75.000 «son las tumbas anónimas», dicen desde Foro Solidario de Lampedusa. Ese número son los muertos sin rostro que se calcula que se ha tragado el Mediterráneo
500 personas al menos han fallecido en la ruta del Mediterráneo entral entre enero y mayo de 2021, según ACNUR. El año pasado fueron 250, lo que supone un aumento del 200 %
Como la del joven maliense que cosió sus brillantes notas del colegio a un bolsillo de su chaqueta para que no se perdieran durante el periplo a Europa. La barcaza en la que viajaba se hundió ante las costas de Libia y con ella sus sueños y los de otras mil personas en uno de los naufragios más terribles de los últimos años en el Mediterráneo. Su historia y la de otros muchos muertos sin nombre está recogida en el libro Náufragos sin rostro (Raffaello Cortina Editor), escrito por la médico forense y antropóloga Cristina Cattaneo. Ella y su equipo del Laboratorio de Antropología y Odontología Forense de Milán (Labanof) se dedicaron un año después del naufragio a estudiar el cuerpo de aquel niño para tratar de darle una identidad. Cuando llegaron hasta su cuerpo, sumergido a más de 300 metros de profundidad, estaba rígido por el frío y complemente anegado por el agua. Poco quedaba de él. Mientras palpaban la ropa que llevaba puesta en busca de alguna pista, encontraron una especie de funda de plástico en la que había un documento doblado. Separaron las partes con cuidado para que no se rompieran y entonces leyeron en francés bulletin scolaire (boletín escolar).

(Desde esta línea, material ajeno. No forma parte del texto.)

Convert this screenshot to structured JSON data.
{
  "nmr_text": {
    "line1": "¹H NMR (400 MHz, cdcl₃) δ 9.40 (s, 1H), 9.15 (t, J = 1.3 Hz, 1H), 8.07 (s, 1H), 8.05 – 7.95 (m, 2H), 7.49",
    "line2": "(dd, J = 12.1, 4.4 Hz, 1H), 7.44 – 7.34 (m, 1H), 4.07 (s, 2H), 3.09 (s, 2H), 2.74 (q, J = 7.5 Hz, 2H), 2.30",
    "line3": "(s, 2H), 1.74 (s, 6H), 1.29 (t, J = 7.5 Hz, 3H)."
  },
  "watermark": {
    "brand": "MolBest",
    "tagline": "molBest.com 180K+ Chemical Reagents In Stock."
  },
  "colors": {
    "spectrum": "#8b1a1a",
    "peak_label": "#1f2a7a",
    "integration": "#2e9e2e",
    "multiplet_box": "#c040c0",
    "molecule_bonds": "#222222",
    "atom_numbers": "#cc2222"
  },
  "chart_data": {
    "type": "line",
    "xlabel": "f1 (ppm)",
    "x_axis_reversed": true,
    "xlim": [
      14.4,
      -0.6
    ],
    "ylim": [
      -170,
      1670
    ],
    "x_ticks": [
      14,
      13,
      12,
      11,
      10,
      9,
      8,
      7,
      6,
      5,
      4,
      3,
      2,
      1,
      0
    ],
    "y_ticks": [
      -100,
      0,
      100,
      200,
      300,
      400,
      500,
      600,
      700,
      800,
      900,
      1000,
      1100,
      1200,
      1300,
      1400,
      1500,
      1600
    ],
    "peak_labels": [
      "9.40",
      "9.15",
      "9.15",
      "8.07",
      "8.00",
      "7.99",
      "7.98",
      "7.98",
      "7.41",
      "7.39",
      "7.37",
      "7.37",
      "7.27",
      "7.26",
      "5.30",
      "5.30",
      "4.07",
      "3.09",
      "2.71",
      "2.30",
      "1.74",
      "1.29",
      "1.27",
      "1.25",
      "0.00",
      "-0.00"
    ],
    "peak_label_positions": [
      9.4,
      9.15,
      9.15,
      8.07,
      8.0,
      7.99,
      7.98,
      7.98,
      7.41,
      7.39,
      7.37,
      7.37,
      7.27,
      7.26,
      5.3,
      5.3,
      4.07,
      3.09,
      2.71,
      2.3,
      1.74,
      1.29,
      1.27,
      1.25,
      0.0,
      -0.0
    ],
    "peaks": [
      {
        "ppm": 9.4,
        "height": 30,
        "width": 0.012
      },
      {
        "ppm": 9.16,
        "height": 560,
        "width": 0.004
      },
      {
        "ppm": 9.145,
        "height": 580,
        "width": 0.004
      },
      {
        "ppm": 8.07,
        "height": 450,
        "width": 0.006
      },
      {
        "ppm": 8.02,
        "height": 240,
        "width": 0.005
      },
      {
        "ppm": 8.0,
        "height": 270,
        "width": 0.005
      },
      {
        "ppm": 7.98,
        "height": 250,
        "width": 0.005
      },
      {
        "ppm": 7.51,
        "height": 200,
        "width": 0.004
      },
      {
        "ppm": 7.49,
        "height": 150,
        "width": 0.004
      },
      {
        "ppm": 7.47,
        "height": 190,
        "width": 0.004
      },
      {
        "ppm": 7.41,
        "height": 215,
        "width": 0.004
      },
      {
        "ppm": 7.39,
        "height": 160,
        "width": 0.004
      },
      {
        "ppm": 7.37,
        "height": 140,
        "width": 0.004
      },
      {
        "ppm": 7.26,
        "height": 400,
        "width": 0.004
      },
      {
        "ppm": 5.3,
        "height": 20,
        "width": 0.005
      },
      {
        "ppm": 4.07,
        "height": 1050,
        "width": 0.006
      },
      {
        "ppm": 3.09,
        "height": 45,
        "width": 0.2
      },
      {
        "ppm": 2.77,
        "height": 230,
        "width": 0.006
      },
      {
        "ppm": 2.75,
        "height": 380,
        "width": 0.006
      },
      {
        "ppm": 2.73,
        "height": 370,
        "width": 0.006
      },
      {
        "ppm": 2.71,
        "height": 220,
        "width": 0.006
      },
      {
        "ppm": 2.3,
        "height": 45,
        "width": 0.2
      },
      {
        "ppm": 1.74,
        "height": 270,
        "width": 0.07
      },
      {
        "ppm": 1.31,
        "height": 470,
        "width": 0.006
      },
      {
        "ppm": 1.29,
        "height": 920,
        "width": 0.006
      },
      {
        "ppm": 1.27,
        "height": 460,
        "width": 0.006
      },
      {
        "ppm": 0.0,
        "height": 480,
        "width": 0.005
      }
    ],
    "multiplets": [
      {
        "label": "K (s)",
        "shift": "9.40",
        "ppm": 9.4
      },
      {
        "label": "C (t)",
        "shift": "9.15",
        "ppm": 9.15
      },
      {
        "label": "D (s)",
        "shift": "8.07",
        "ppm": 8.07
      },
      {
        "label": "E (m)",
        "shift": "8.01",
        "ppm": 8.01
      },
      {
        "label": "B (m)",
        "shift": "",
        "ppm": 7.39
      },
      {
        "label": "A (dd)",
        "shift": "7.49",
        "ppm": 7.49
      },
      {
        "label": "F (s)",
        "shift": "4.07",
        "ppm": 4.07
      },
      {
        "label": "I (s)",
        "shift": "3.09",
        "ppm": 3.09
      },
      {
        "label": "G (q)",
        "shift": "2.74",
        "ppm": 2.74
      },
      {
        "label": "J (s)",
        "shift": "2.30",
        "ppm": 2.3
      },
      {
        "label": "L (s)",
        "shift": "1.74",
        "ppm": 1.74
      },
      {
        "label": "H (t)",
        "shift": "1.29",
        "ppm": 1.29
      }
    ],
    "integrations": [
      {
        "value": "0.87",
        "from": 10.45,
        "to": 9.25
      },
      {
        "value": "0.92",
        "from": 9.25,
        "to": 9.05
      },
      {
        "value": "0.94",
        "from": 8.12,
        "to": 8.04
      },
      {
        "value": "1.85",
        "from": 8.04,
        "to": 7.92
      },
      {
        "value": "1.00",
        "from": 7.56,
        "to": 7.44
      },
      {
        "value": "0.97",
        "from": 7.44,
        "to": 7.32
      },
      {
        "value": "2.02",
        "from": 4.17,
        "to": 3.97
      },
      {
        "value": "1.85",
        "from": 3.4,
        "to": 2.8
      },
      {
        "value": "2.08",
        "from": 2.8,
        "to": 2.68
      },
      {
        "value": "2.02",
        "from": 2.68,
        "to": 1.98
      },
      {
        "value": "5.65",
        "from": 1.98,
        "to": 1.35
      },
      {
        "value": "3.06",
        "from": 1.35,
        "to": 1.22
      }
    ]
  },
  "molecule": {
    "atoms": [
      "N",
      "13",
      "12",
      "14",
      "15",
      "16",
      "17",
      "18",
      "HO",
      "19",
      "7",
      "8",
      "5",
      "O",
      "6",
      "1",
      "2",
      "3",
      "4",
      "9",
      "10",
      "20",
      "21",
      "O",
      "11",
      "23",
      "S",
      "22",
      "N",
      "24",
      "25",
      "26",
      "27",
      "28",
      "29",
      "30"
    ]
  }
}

Cattaneo lleva décadas analizando cadáveres, pero nunca se había puesto a diseccionar cuerpos sin pasado. Por eso una parte fundamental de su trabajo es realizar análisis de ADN para cotejarlos con los de las familias que están buscando a sus hijos, maridos, hermanos… Su misión, explica en una conferencia con los corresponsales de Roma, era «saber quiénes eran esas personas, cómo viajaban, lo que había detrás, quiénes eran sus familias…».
Se llamaba Yusuf. En noviembre del año pasado, cuando no había cumplido ni 7 meses de vida, naufragó la patera en la que cruzaba el Mediterráneo con otros 110 migrantes. El equipo de rescate no consiguió salvar su vida. En su lápida en Lampedusa han colocado este dibujo de Francesco Piobbichi. Muestra una pluma cortada por una concertina que emana del mar, lo que, según el autor, representa «la libertad coartada de los que atraviesan las fronteras, pero han sido maldecidos».

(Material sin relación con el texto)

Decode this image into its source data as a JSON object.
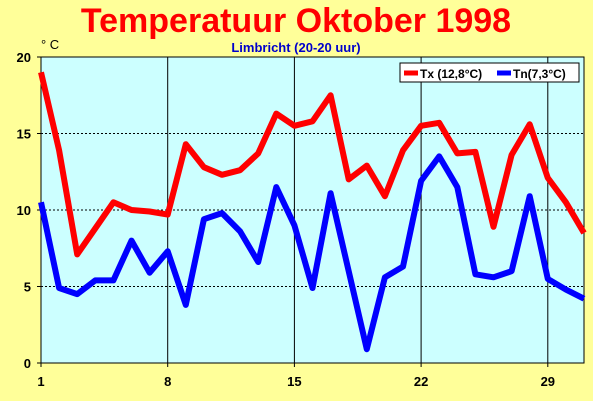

Según la legislación italiana los muertos de Lampedusa solo merecen una autopsia si son ciudadanos italianos o residentes en el territorio. Una grave ofensa para la memoria de estas personas. Movida por esta injusticia, la médico italiana organizó un grupo de médicos forenses voluntarios que cuentan con el apoyo de Cruz Roja para recoger las muestras genéticas de las personas que están buscando a sus familiares. Para Cattaneo, más que un homenaje a los muertos se trata de una «obligación moral para con los vivos».